Cyclamen mites are extremely small (0.2 mm) and are difficult to see without the aid of a hand lens. Adults are oval-shaped with eight legs and shiny, light brown bodies. Larvae are whitish with only six legs. Cyclamen mites thrive in cool, humid conditions whereas spider mites (another common house plant pest) generally prefer hot, dry conditions.
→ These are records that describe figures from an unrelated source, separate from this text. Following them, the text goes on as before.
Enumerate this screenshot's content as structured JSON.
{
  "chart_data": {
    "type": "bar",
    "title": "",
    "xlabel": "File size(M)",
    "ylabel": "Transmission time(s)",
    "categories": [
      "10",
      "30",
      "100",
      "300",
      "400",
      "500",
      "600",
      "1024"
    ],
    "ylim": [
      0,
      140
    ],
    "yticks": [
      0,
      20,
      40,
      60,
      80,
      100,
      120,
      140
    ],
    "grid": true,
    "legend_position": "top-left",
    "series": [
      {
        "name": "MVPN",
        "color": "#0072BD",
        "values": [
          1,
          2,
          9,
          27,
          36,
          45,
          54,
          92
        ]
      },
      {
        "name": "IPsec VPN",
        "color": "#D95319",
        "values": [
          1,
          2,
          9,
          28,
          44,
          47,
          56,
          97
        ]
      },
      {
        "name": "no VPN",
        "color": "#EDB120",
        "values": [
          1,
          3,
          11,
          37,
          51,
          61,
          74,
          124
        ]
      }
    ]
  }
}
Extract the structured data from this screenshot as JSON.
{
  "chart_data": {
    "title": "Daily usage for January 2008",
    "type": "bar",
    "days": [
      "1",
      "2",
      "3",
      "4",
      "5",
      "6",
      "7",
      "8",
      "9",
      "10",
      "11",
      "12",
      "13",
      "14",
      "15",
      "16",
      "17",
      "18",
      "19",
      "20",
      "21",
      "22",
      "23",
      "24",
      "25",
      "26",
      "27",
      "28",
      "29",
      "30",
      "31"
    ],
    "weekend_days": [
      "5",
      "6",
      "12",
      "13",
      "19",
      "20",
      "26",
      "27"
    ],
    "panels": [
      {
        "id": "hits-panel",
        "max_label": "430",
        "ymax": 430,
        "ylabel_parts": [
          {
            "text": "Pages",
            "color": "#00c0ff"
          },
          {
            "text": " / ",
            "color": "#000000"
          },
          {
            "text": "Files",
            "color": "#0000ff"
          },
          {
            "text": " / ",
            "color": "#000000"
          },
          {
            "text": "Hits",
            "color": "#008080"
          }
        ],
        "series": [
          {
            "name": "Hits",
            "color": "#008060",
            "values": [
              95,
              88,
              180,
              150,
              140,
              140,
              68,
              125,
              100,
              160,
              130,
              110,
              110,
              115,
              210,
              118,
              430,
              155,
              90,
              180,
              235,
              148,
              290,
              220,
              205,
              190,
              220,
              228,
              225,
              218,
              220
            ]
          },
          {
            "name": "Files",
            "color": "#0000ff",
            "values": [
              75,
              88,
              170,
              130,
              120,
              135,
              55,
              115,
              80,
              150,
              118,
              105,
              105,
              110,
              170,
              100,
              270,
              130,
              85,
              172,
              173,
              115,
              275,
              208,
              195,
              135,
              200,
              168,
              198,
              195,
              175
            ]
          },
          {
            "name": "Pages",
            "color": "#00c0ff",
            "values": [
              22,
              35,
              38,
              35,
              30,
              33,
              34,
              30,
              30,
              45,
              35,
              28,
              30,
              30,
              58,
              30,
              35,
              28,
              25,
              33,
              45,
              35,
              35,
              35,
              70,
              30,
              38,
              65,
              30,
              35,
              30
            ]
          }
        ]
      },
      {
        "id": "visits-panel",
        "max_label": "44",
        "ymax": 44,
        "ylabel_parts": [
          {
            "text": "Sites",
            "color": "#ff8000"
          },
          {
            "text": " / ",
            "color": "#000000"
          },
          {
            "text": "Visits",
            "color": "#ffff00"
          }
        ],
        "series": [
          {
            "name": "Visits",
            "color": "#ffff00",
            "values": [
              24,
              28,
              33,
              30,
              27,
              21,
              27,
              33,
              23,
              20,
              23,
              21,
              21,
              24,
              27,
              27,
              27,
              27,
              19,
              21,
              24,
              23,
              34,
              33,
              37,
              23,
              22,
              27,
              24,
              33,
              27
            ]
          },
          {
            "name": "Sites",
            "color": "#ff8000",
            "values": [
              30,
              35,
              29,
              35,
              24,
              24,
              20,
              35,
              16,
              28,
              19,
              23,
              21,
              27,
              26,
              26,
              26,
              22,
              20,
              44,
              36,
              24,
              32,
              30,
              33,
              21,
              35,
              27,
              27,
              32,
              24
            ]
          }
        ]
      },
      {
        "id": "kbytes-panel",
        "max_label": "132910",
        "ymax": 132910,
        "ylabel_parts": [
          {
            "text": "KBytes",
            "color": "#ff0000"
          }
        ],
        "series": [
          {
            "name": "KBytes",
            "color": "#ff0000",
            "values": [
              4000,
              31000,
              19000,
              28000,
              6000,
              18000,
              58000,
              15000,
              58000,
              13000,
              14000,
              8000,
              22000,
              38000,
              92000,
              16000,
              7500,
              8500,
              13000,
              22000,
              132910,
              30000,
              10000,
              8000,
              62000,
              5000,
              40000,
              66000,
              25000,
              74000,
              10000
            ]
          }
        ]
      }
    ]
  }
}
Given the appropriate conditions, the cyclamen mite can complete its life cycle within two weeks
Control / Preventions:
Carefully inspect plants prior to purchase, paying particular attention to leaf axils and growing tips. Avoid any plant that shows signs of insect/mite activity or feeding injury. Because of their small size, cyclamen mites are easily concealed and often escape treatment.
A warm water treatment is often recommended for controlling cyclamen mites in house plants. This technique involves submerging the plant (including the pot) into a tub filled with 43ºC water and allowing it to soak for fifteen minutes. Warm water must be added as necessary to ensure that the temperature is maintained at a constant 43ºC. Temperature control is crucial and exceeding this recommended temperature can potentially harm the plant. If performed carefully and correctly, this procedure can eradicate all existing stages of cyclamen mite. Because the water bath procedure is somewhat risky, it should perhaps be reserved for plants that are not highly valuable.
If chemical control is preferred, apply only a miticide/acaricide that it is registered for the control of cyclamen mites on house plants. Avoid overusing a particular chemical, as mites are infamous for developing resistance. Heavily infested plants should simply be discarded.